The benefit Section 80EEB can be claimed by individuals only. An individual taxpayer can claim interest on loan of an electric vehicle of up to INR 1.5 lacs u/s 80EEB. However, if the electric vehicle is used for the purpose of business, the vehicle should be reported as an asset, loan should be reported as a liability and the interest on loan can be claimed as a business expense irrespective of the amount. (We have updated the article with the changes).
Thus, if you have a proprietorship business, you should claim interest amount as a business expense only if the vehicle is used for business purpose. However, if it is used for personal purpose, you can claim deduction of interest u/s 80EEB in your ITR since you would be reporting both personal and business income in the ITR (under your PAN).

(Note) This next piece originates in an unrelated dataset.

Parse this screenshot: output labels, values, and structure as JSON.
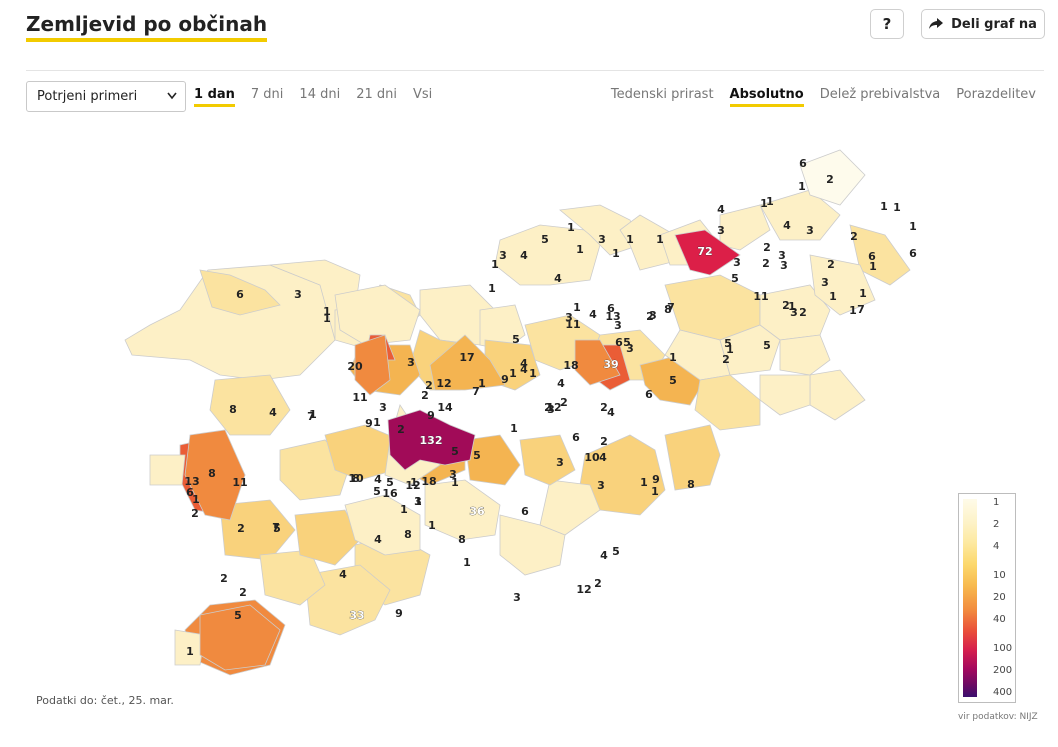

As per the Income Tax Act, the deduction under Section 80EEB is applicable from 1st April 2020 i.e. FY 2020-21.
Hey @Sharath_thomas , we have updated the content according to the appropriate assessment year. Thanks for the feedback.
No issues. You’re welcome!
Hey @shindeonkar95
In case of capital gain income (LTCG/STCG), transfer expenses are allowed as deduction, except STT.
However, in case of business income (F&O, intraday), all expenses incurred for the business (including STT) are eligible to claim deduction in ITR.
Hope, it helps!
Hello,
Is it possible to claim deductions under S. 80CCF for Infra bonds bought in the secondary market and held to maturity?
There were a number of 10 year infra bonds issued in the 2010- 2013 period, which will start maturing soon. These are all listed on the exchanges (although hardly any liquidity or transactions in them). If I were to buy some of these bonds in the open markets and hold them in my demat to maturity (<3 years), is it possible to claim tax deductions (upto 20k per year) under 80CCF for buying?
I couldn’t find anything on this. Any help is appreciated.
Hello @Veejayy,
Yes you can claim deduction under 80CCF for investment made in specified infrastructure and other tax saving bonds bought in the secondary market and held to maturity.
Deduction under Section 80CCF can be availed only through investment in certain tax saving bonds, issued by banks or corporations after gaining permission from the government which shall be restricted upto 10,000 per year.
These bonds are generally long term bonds, having tenure of more than 5 years with a lock in period of 5 years in most of the cases. These bonds can be sold after the lock in period!
Also, interest earned on these bonds will be taxable.
Hope this helps!
Hi, I need to file my income tax for FY21, I am using Quicko platform for filing, I wanted to confirm if the ELSS investment amount for the FY21 is to be added in the section 80C, since I already the amount of Rs30,072 , should I add my ELSS amount to this existing amount and submit the total
Hey @Sheirsh_Saxena, yes, the investment amount needs to be added under 80C.